APPEAL from a judgment of the Superior Court of Alameda County and from an order denying a new trial. J. J. Trabucco, Judge presiding.
The facts are stated in the opinion of the court.
L. D. Manning, and Fred W. Moore, for Appellant.
U.S. Webb, Attorney-General, and Frank S. Guerena, for Respondent.
The trial court in this case, against the insistent request of the defendant, refused to permit him to introduce evidence tending to show that his extra-judicial confession was not free and voluntary, before admitting the confession itself in evidence. The confession of the defendant testified to by police officers contributed to the conviction of the defendant, and the error of the court, therefore, in refusing to permit the defendant to introduce testimony tending to prove that the confession was involuntary and induced by improper influences, was clearly prejudicial. In the case of People v. Cahill, 11 Cal.App. 685, 691, [ 106 P. 115], it was held that testimony on the question whether the confession was voluntary or not should be presented before the confession is admitted in evidence; that it is purely one of law, the determination of which is committed exclusively to the court. ( People v. Soto, 49 Cal. 67, 70.)
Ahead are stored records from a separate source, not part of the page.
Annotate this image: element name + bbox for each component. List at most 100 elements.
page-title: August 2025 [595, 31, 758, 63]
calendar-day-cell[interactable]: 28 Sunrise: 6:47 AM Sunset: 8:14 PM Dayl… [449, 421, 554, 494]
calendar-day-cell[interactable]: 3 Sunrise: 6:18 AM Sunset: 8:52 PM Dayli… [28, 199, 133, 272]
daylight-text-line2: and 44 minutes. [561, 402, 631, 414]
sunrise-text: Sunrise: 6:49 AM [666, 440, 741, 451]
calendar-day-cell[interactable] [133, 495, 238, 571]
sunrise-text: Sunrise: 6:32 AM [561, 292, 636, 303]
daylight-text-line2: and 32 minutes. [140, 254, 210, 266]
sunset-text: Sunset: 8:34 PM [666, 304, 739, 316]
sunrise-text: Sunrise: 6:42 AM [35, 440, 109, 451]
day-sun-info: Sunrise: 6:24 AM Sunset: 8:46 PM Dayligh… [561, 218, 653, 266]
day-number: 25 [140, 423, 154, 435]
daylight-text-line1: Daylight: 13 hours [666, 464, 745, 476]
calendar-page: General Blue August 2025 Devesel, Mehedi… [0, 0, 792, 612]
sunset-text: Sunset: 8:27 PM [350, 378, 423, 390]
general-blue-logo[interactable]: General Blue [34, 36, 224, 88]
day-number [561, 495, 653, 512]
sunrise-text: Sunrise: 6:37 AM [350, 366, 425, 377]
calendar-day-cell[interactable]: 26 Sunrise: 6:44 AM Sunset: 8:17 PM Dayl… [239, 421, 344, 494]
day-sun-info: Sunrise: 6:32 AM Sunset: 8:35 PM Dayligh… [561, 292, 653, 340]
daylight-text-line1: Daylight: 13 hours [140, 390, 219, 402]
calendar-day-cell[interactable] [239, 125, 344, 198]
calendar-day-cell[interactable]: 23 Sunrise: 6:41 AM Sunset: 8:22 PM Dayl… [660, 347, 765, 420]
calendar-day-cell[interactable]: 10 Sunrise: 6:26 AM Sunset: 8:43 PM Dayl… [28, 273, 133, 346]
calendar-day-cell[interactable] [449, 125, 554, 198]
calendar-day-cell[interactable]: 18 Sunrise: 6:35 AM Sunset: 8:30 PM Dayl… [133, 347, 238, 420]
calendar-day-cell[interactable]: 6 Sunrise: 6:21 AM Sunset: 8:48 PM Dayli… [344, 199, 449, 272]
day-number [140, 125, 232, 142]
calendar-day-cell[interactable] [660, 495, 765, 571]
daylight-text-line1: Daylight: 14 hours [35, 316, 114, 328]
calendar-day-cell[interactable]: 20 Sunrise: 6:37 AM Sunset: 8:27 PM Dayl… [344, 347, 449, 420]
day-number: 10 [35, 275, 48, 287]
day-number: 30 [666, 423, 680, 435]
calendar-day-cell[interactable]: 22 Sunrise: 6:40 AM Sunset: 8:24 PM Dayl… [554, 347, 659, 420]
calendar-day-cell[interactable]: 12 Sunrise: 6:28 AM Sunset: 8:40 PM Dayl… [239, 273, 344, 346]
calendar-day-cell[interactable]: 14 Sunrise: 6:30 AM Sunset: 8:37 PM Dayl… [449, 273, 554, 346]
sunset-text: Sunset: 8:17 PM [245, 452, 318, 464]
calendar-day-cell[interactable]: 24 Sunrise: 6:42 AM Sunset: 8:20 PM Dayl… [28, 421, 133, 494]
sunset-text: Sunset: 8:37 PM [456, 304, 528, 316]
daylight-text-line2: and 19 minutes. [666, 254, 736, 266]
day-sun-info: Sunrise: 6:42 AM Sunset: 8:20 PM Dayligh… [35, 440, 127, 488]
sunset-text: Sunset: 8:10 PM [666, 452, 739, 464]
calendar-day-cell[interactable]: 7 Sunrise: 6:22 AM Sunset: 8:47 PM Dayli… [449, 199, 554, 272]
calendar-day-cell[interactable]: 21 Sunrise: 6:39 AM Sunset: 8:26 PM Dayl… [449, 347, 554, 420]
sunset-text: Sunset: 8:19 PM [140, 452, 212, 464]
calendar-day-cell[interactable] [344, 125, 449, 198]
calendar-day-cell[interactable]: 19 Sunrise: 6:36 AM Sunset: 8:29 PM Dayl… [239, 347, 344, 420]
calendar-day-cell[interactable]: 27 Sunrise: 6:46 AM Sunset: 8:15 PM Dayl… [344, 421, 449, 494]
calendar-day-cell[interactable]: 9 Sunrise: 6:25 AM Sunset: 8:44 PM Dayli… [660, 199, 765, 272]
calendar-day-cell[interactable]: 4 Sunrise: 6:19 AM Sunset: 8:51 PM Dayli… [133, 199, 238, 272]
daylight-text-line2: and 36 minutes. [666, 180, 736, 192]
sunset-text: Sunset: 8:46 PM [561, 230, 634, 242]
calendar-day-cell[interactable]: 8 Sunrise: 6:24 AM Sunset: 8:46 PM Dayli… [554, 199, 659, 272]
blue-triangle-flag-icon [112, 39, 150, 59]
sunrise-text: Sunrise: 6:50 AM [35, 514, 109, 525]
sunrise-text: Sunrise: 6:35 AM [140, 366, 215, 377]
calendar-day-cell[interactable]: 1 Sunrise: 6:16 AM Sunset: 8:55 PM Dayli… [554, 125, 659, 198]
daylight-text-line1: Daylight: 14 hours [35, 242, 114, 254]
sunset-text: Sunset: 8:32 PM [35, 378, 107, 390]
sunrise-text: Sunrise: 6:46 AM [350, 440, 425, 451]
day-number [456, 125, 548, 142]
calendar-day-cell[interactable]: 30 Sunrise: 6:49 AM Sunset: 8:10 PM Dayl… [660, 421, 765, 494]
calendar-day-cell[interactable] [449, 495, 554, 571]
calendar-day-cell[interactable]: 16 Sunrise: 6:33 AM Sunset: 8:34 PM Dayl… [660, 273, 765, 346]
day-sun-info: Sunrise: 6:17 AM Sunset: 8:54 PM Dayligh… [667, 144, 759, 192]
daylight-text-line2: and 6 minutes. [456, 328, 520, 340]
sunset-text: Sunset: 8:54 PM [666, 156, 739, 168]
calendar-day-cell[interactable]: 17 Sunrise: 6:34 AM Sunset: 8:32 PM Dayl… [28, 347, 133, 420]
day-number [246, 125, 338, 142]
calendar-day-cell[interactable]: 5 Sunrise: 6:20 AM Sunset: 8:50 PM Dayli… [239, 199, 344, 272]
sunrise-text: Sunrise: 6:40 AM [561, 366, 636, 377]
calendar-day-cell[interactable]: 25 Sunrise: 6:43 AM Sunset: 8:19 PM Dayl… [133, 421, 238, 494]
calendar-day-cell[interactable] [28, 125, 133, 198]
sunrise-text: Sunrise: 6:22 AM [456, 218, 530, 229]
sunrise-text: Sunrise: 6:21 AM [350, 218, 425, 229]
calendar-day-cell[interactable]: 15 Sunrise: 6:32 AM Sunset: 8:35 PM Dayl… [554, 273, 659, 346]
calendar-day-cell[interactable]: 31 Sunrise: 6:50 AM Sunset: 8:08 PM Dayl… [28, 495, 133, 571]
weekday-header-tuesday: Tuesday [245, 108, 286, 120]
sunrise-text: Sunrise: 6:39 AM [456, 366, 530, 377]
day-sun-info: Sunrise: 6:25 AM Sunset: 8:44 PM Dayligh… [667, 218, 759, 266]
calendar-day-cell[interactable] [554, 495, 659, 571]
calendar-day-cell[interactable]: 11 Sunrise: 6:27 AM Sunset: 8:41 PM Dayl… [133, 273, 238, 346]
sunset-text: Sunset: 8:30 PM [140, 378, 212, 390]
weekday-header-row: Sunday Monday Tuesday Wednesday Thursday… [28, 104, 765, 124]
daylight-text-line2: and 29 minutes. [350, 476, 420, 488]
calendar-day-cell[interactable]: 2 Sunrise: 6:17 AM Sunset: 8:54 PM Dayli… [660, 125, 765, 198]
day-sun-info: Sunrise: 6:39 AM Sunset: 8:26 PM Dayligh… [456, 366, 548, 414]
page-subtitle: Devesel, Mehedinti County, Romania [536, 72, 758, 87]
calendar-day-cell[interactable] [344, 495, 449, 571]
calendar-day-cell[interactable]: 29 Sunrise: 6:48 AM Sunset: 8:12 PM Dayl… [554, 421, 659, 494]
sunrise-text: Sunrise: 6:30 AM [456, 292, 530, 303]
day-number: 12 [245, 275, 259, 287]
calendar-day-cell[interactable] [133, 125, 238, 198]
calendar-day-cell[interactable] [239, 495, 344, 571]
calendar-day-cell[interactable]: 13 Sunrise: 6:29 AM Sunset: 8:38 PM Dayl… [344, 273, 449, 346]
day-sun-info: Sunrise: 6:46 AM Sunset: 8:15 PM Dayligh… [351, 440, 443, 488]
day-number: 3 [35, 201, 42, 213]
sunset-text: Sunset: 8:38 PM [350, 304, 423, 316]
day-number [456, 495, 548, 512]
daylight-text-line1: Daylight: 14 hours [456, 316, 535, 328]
When a confession is offered against a defendant on trial, and he objects to it, and offers to prove that it was procured by threats or promises, or under such circumstances as would render it incompetent, it is error to receive the confession without first hearing the proof offered and ruling upon the competency of the confession as evidence against the party making it. ( Ammos v. State, 80 Miss. 592, [92 Am. St. Rep. 607, 18 L.R.A. (N.S.) 778, 32 So. 9]; 3 Ency. of Ev. 346; 2 Wharton on Criminal Evidence, sec. 689a; People v. Kamaunu, 110 Cal. 609, [42 P. 1096].)
The judgment and order are reversed and the cause remanded for a new trial.
A petition for a rehearing of this cause was denied by the district court of appeal on October 4, 1915.